Application Performance Management in the Future
Current economic conditions and tight IT budgets have made the advantages of the customer-centric approach very important. Consequently, this customer-centric approach may give rise to a new trend - tool consolidation. The more monitoring point products an IT organization has, the more difficult it becomes to adapt a customer-centric approach, and the more expensive it becomes to meet stringent SLAs due to complex integrations, training in multiple tools, and constant upgrades. IT organizations with these characteristics may be better off with tools from fewer vendors and less integration.
For some IT organizations, the applications they monitor are so mission-critical that they need the ability to do proactive monitoring and avoid outages. A common practice is to provide a preset (static) threshold for infrastructure and application performance. If the threshold is exceeded, alerts and warnings are issued, and a lot of times, an impending outage can be avoided. There is also a new technology that is gaining popularity: predictive analytics. This includes predictive trending and dynamic thresholding, and allows the monitoring of resource consumption trends, anticipates future performance issues, and avoids or resolves problems more quickly. This can be used, for example, to predict application bottlenecks and create alerts for potential service threats.

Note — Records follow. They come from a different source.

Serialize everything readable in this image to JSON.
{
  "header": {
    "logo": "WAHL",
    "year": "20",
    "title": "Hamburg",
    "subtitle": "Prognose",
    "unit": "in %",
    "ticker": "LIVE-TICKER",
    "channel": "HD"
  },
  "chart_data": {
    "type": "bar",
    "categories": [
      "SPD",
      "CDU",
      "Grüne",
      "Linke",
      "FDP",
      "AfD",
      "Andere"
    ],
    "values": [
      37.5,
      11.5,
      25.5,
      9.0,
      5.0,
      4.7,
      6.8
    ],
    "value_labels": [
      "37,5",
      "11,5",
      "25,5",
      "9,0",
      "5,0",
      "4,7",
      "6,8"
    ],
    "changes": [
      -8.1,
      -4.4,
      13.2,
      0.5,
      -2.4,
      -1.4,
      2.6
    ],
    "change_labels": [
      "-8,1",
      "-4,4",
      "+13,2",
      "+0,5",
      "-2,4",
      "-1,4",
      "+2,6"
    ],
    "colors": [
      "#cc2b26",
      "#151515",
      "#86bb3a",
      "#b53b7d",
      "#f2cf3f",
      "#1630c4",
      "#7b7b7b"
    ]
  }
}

By monitoring the most important customer-facing applications and tracking the performance of the infrastructure associated with that customer transaction, problems can be easily identified and solved. As the customer-centric approach makes important data more accessible there will continue to be a trend towards predictive analytics. This trend towards predictive analytics and the customer-centric focus will allow organizations to better manage their data, improving operational efficiency and reducing costs by eliminating the need for redundant infrastructure.